Das ist interessant. Kommunisten, die sich für gute Musik einsetzen? Das ist ein Widerspruch, den ich gerne lösen würde.
did you google translate that? Cuz um... I wouldn't call the music in grocery stores good. Also, wouldn't you speak in Russian if it was communism?
Du meinst, wir sollten nicht nur auf Russland schauen, wenn wir über Sozialismus sprechen? Das ist wie bei einem Kuchen: es gibt viele Rezepte, aber nicht alle sind gleich süß.
Why? Russia was only one of *many* countries that practiced socialism with an eye towards eventually becoming communist. They just happened to be among the more authoritarian practitioners, and the subject of an insane amount of CIA propaganda.
It's apparently a bot anyway, I shouldn't have interacted.
Also, the cake is in fact a lie brought to you by a bot.
Perhaps you are a bot? The cake is NOT a lie.

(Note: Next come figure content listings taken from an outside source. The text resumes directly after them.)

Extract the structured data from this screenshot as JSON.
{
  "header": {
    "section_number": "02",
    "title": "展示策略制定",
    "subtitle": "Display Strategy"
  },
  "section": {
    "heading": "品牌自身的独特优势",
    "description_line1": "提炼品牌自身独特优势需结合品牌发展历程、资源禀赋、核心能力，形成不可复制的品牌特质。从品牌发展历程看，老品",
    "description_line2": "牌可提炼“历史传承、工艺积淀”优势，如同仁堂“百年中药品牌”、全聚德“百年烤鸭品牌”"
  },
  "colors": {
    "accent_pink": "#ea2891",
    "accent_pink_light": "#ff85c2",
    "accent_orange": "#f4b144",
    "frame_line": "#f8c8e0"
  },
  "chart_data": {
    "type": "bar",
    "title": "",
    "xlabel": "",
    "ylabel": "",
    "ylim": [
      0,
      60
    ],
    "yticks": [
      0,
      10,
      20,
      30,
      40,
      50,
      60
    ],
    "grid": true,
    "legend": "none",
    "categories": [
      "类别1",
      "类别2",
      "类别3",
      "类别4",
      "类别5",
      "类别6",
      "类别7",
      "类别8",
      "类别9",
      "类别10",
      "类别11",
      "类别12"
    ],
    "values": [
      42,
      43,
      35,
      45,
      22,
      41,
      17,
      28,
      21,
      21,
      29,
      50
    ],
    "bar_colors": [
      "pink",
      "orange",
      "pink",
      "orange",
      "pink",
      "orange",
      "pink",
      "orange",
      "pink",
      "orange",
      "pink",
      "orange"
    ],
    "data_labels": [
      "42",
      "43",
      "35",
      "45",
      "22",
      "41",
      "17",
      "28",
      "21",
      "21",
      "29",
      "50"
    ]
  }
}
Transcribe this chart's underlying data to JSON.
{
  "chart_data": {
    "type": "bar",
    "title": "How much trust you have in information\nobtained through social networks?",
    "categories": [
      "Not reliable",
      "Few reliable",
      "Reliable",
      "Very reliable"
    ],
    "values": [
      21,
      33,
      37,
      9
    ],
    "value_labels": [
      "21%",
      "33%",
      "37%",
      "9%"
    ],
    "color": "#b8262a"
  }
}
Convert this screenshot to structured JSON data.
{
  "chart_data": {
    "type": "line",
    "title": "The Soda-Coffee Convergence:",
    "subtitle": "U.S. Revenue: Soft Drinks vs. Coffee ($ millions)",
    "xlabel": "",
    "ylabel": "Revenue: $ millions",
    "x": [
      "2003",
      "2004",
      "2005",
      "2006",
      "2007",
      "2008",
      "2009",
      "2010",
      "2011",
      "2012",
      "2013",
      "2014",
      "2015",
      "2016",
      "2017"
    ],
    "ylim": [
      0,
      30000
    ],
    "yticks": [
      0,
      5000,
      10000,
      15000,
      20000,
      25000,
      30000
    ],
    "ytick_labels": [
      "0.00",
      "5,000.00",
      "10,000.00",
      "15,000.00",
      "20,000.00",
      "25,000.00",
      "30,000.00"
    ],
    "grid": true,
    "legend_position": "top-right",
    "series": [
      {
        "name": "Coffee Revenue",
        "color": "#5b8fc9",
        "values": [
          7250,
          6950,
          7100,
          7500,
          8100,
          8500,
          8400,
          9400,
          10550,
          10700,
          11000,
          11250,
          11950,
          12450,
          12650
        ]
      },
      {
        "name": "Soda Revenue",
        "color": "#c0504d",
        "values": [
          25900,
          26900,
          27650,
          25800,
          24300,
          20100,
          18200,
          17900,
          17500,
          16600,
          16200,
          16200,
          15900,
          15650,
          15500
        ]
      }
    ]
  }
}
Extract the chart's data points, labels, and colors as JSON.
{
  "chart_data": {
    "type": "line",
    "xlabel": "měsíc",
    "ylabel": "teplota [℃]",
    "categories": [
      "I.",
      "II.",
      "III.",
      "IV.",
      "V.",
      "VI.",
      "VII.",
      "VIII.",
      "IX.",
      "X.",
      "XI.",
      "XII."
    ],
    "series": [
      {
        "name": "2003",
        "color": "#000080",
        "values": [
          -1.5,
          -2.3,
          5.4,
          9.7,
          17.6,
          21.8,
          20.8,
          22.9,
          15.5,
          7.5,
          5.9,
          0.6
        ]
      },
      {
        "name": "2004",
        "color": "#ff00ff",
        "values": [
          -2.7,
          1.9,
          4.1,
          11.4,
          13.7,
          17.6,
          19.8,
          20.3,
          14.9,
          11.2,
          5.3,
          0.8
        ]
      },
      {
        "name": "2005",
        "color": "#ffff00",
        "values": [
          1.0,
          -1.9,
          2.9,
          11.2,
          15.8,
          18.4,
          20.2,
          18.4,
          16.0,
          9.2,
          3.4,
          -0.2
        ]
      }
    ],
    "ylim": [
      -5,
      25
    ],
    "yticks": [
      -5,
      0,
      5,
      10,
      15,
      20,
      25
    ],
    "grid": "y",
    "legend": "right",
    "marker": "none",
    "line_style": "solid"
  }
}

Not only was there a cake presented in the final cut scene of Portal 1, there was a sphere *that recited the recipe* (which would 100% kill you if you were insane enough to eat it). In portal 2 you saw the remains of dozens of cakes.
Fair
but who showed you the cake? Was it trustworthy?
Cake was shown in a final cutscene that was external to Glados, so within the narrative of Portal 1 it should be considered to exist. And in Portal 2 the remains of the cakes were found in a place Glados itself couldn't go. Also, why would the recipe sphere have a recipe at all if it didn't exist?
Valid questions, but who baked the cakes? Where were those rooms? Sounds more like it was pictures from one of those sad office parties.
All of which GLaDOS would have access to, or just off of the internet. Ya been botted.
Glados totally baked the cakes. That was made clear. But the cakes were rendered as 3D, with the first being part of a dynamic cutscene (the candle flame moved, amongst other things), and the cake remains were part of an interactable environment.